Вернуться к А.С. Мыльников. Искушение чудом: «Русский принц», его прототипы и двойники-самозванцы

В поход идти не желаем!

Крестьянская война вовлекла в свою орбиту огромные массы трудящихся, которые независимо от их этнической и религиозной принадлежности в равной мере были заинтересованы в освобождении от феодально-крепостнического угнетения, от все более усиливавшихся притеснений со стороны царских властей, помещиков и местных эксплуататоров. В именном указе «Петра III» от 12 июня 1774 г., данном атаману Ф.Т. Кочневу, крестьянину Екатеринбургской слободы Белый Яр, торжественно провозглашалось: «Да и приклонившеися под нашу корону народы могут возчювствовать легкость от наложенного на них от злодеев тягчайшаго ига работы, освобождены будут <от> платежа податей и дана им будет свободная вольность без всякого в России притеснения» [64, с. 43]. Именно потому, что Крестьянская война носила в основе своей антидворянскую, социальную направленность, она приобретала в значительной мере интернациональный характер.

...Шла вторая половина декабря 1773 г. Вот уже свыше двух месяцев осаждали войска повстанцев Оренбург, который в их глазах являлся живым символом ненавистной самодержавно-помещичьей власти в крае. Со стен крепости нередко сидели всадников, гарцевавших на некотором удалении; иные из них разбрасывали пугачевские прокламации. Так было и на этот раз. Быстро приблизившись, всадник (это был казак Иван Солодовников) воткнул в снег палку, привязав к ней какой-то пакет, и тотчас умчался назад. Когда оренбургскому губернатору И.А. Рейнсдорпу доставили этот пакет, в нем обнаружили «именной указ» (от имени Петра III) с требованием сдать город. Но поразило не это — указ был написан на хорошем немецком языке [116, с. 137]. С первой же оказией И.А. Рейнсдорп — это случилось 24 декабря — переправил непривычный повстанческий документ в Петербург. Там он вызвал переполох, продолжавшийся несколько месяцев. «Старайтесь узнать: кто сочинитель немецкого письма, от злодеев в Оренбург присланного, — требовала в апреле 1774 г. императрица, — и нет ли между ними чужестранцев, и, несмотря ни на каких лиц, уведомите меня о истине» [64, с. 384]. Впоследствии выяснилось, что «немецкий указ», датированный 19 декабря, являлся переводом аналогичного указа Е.И. Пугачева, составленного двумя днями ранее. В роли переводчика выступал подпоручик М.А. Шванвич, который был 8 ноября 1773 г. взят в плен повстанцами и согласился служить Пугачеву в качестве секретаря его Военной коллегии. В марте он сдался правительственным войскам и поведал о своей деятельности у «бунтовщиков». Его разжаловали, судили и сослали навечно в Туруханск, где он и умер в ноябре 1802 г. [115, с. 20—31].

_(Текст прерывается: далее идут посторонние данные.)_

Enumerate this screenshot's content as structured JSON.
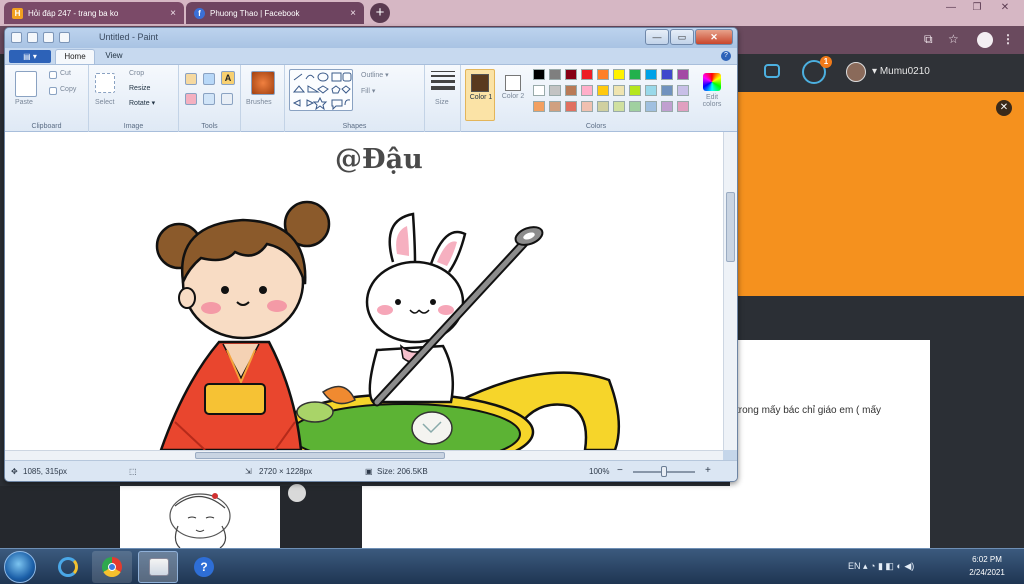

Любопытная деталь — от М.А. Шванвича, служившего, пусть и вынужденно, «Петру III»-Пугачеву, тянется нить к его отцу А.М. Шванвичу, которого лично знал настоящий Петр III и проявил к нему благосклонность, зачислив ротмистром в свой гольштейнский полк и пожаловав 300 душ крепостных. И отец, и сын Шванвичи были крестниками императрицы Елизаветы Петровны, а позднее младший Шванвич некоторое время состоял ординарцем при Г, А. Потемкине. Не сыграло ли все это определенную роль в приближении пленного подпоручика к Е.И. Пугачеву?

Конечно, М.А. Шванвич — один из немногих представителей русского дворянства, сотрудничавших с повстанцами. Однако в окружении Е.И. Пугачева он все же был не единственным человеком, владевшим иностранными языками. Во всяком случае и после его ареста манифесты, указы и прокламации повстанцев на немецком языке продолжали появляться. Они предназначались немецким колонистам Поволжья и встречали сочувственное отношение в средних и малоимущих кругах иностранных колонистов, особенно летом 1774 г. «Крестьянская война, охватившая в это время Нижнее Поволжье, нашла отклик и среди колонистов — немцев, французов, шведов, поселившихся там недавно» [131, с. 338]. На участие в пугачевском движении немецких поселенцев уже обращали внимание историки ГДР. Кстати, сам Пугачев на допросе в Москве показал, что во время прохождения его армии в начале августа 1774 г. из Саратова через поселения колонистов «охотников же набралось в его толпу пять сот человек». И примечательно, что в именном указе «Петра III»-Пугачева 15 августа среди тех, кто «приняли и склонились под наш скипетр и корону», упомянуты и «саксоны» — поволжские колонисты [64, с. 51].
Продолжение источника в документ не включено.